I ofcourse woke up and it was another nightmare. It still took long time for me to understand I dont need to give any exams and I am already working.

A variant of the above dream is when I come to know that I prepared for a wrong subject when the exam was for another one. Once again my heart stops and I realize it is only a dream.

I was not attending the classes of one subject and I already reached the last few days of the course. To manage my attendance, I somehow went in to the crowd (my class size is 150) to join the last couple of classes. But my teacher saw me and called me. He asked me what were I doing all these days and why I didnt attend even a single class. I was unable utter even a single word. My throat is dry. My body is full of sweat. ...

It was a dream

All these bad dreams keep coming to me even today. Now a few more are added. I am driving but felt so sleepy that I am unable to see with almost closed eyes. My car is going at high speed and I am unable to slow down. Cant apply breaks. My body was just not helping. So far nothing happened but anytime I may hit some one and he or she may die. But I was not able to do anything except worrying till I woke up from the dream.

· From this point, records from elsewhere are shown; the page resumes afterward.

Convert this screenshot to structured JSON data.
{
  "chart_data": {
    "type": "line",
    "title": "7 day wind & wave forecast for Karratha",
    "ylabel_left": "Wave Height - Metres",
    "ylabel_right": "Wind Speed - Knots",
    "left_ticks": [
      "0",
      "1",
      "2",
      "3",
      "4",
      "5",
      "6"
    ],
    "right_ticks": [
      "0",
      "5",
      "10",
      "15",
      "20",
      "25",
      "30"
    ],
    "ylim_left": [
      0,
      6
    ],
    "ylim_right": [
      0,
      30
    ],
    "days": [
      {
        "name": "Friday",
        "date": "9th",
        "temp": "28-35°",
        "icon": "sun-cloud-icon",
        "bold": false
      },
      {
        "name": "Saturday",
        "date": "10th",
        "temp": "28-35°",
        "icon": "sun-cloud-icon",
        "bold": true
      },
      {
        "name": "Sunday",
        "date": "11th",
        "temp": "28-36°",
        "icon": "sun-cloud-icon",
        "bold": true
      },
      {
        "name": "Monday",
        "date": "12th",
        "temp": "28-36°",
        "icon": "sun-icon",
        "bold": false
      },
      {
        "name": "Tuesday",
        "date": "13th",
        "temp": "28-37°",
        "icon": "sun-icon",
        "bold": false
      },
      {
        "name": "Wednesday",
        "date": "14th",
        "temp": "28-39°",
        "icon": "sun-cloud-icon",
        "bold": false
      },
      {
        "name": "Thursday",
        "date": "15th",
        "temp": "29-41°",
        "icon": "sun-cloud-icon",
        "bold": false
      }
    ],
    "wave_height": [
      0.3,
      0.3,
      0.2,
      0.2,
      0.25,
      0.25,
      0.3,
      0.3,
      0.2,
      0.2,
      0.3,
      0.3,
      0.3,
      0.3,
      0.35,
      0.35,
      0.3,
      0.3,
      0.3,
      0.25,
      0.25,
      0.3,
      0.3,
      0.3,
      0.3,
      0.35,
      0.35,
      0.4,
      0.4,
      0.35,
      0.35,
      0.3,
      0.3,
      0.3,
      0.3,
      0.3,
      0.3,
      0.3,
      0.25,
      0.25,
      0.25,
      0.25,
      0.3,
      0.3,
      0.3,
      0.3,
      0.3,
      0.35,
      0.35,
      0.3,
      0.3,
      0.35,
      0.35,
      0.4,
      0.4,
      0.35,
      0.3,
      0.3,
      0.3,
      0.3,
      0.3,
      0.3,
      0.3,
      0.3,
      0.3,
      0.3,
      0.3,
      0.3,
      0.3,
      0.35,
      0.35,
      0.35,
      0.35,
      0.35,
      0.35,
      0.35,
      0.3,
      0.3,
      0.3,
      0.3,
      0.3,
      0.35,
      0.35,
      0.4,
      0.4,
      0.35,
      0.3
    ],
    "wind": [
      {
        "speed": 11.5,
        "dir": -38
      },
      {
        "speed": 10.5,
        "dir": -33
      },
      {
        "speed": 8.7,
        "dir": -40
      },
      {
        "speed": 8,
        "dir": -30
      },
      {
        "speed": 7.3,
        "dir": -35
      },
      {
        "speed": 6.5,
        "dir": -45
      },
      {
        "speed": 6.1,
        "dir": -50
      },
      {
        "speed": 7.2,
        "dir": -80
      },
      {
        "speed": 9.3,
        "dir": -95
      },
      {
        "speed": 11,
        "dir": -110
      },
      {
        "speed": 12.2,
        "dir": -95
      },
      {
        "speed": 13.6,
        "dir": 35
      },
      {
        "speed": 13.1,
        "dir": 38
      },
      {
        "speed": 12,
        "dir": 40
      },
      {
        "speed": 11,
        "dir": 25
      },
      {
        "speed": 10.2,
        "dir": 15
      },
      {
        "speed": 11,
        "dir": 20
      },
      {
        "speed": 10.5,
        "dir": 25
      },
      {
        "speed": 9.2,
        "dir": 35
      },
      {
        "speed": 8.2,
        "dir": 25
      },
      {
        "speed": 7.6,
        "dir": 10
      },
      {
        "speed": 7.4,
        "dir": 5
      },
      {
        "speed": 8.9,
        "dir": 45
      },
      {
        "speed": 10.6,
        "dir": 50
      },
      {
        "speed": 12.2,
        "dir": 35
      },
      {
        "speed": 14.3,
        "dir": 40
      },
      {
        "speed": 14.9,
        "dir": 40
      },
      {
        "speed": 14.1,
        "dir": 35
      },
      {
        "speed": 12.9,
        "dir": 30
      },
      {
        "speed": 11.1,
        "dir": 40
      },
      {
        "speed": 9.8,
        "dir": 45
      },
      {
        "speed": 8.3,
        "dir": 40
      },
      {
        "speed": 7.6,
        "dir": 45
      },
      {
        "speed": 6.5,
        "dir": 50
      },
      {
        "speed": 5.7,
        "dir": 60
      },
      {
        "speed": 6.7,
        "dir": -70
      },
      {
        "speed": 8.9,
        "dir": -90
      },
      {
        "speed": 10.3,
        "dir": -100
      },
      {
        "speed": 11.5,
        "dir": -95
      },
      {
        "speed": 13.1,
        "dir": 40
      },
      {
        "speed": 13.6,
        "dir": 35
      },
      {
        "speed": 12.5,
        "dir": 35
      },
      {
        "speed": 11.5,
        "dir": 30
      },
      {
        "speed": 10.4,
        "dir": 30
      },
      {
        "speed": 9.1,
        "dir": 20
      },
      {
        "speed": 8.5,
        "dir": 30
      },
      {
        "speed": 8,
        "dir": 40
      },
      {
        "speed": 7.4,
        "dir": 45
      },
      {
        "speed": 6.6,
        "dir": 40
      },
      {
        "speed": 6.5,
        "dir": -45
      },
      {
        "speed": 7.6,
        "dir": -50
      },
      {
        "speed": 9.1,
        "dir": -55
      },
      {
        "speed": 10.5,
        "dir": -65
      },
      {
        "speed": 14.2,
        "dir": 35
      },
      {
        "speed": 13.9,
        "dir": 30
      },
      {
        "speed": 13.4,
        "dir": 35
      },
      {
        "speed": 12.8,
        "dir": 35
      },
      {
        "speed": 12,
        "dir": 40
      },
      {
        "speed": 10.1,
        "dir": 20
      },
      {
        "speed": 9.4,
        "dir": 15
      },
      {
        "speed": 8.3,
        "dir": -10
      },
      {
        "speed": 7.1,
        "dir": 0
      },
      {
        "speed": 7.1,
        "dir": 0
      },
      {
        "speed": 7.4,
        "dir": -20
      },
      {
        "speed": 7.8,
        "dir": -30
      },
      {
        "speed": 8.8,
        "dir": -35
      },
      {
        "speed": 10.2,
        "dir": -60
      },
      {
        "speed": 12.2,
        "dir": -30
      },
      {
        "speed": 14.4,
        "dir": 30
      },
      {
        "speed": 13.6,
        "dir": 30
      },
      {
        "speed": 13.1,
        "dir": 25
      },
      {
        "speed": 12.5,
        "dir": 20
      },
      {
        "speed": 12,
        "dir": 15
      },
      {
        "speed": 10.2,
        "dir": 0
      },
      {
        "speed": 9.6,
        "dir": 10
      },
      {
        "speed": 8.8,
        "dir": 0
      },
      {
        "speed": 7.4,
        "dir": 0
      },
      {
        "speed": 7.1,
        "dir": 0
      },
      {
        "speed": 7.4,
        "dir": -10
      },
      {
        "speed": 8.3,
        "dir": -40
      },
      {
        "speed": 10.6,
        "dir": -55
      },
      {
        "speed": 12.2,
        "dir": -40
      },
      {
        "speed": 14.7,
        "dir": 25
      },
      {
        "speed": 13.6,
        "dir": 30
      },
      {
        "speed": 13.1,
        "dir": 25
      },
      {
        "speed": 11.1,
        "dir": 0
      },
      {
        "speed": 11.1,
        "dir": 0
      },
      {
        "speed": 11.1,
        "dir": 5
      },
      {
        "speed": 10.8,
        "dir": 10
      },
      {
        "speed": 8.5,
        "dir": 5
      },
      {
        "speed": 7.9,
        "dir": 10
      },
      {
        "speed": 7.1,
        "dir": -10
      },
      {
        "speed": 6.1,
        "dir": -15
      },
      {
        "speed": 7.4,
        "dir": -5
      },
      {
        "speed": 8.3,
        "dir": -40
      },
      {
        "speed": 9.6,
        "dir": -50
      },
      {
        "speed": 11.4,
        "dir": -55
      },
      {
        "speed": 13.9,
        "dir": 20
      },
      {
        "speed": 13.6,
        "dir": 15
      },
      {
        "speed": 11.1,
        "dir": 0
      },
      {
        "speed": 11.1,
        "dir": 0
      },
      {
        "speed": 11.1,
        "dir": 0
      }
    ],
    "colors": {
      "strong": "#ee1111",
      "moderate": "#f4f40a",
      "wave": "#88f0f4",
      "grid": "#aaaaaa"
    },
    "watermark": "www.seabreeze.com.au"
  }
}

I tried to analyze but could not understand what is all going on.

My father used to say this is what is stress. He gave an example. When I record a good song, a dog might be barking and whenever I hear the son, I need to hear the barking as well. and we cant takeout the barking from the recorded song. this happens when certain impactful stress is in our minds.

I think I have a biggest fear of failure. I dont know if it helps me now. But it helped me in childhood.

I never wanted to fail. Even in small games I want to win. In NTPC, for all Non Hindi speaking communities, Hindi test was conducted and I passed with the top most score. It was not going to do anything to me and it was just a formality. But I wanted to do well there as well.  In carrom board, I do such a planning to win, that my partner used to be irritated. 

Now it is changed to a level that I started giving up for my team. If my team succeeds it is my success. I see some leaders who compete with their teams to take the credit that they are managing everything irrespective of their team not doing anything. If they try to prove it and if others believe it, I will say both are mads. No one individually can succeed. A leader is as strong or weak as his / her team. It took time for me to realize but since than I am (means my team) successful.